Wei Q, Liu D, Tao J
Chinese Academy of Medical sciences, Union Medical College, Beijing.
Zhonghua Yi Xue Za Zhi. 1995 Nov;75(11):694-6, 712.
Our previous works have verified that the beta-globin gene carrying large fragments of erythroid enhancer transferred by retrovirus vector caused the unstable provirus integration and low virus titer in infected cells, but the 36bp enhancer had not this negative effect.

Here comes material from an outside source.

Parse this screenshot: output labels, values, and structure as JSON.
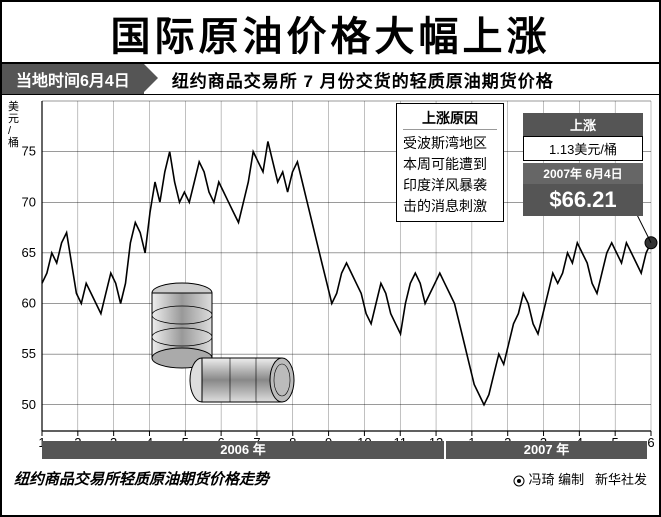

In order to circumvent this problem, we inserted the intact beta-globin gene (beta) or partially IVS II deleted beta-globin gene (delta beta) and truncated erythroid enhancer (36bp, 292bp and 341bp) into the N2A retrovirus vector. Recombinants were transfected into psi-2 ecotropic pachaging cells first, then the produced virus were used to infect PA317 amphotropic packaging cells. Virus supernatent from PA317 clonies with high virus titer and intact provirus integration was used to infect MEL cells. RNase protection assay was used to detect the expression of beta-globin gene. Results showed that not only the stable provirus integration and high virus titer of the transferred genes, but also the high levels expression of beta-globin gene carrying 292bp or 341bp erythroid enhancer were got.

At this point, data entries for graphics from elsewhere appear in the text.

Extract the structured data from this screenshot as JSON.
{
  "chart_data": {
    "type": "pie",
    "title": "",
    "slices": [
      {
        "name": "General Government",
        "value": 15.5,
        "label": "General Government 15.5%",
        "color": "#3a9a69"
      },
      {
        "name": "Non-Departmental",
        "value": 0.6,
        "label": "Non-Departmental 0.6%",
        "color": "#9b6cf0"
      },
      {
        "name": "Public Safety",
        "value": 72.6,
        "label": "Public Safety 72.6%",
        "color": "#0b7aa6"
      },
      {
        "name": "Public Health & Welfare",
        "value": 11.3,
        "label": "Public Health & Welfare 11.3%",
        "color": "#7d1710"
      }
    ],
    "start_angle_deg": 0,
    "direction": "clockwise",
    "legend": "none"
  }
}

我们之前的研究已经证实,携带大片段红系增强子的β-珠蛋白基因通过逆转录病毒载体进行转移时,会导致原病毒整合不稳定以及感染细胞中的病毒滴度较低,但36bp的增强子没有这种负面影响。为了解决这个问题,我们将完整的β-珠蛋白基因(β)或部分缺失IVS II的β-珠蛋白基因(δβ)以及截短的红系增强子(36bp、292bp和341bp)插入到N2A逆转录病毒载体中。首先将重组体转染到psi-2嗜亲性包装细胞中,然后将产生的病毒用于感染PA317兼嗜性包装细胞。来自具有高病毒滴度和完整原病毒整合的PA317克隆的病毒上清液用于感染MEL细胞。采用核糖核酸酶保护分析来检测β-珠蛋白基因的表达。结果表明,不仅转移基因实现了稳定的原病毒整合和高病毒滴度,而且携带292bp或341bp红系增强子的β-珠蛋白基因也实现了高水平表达。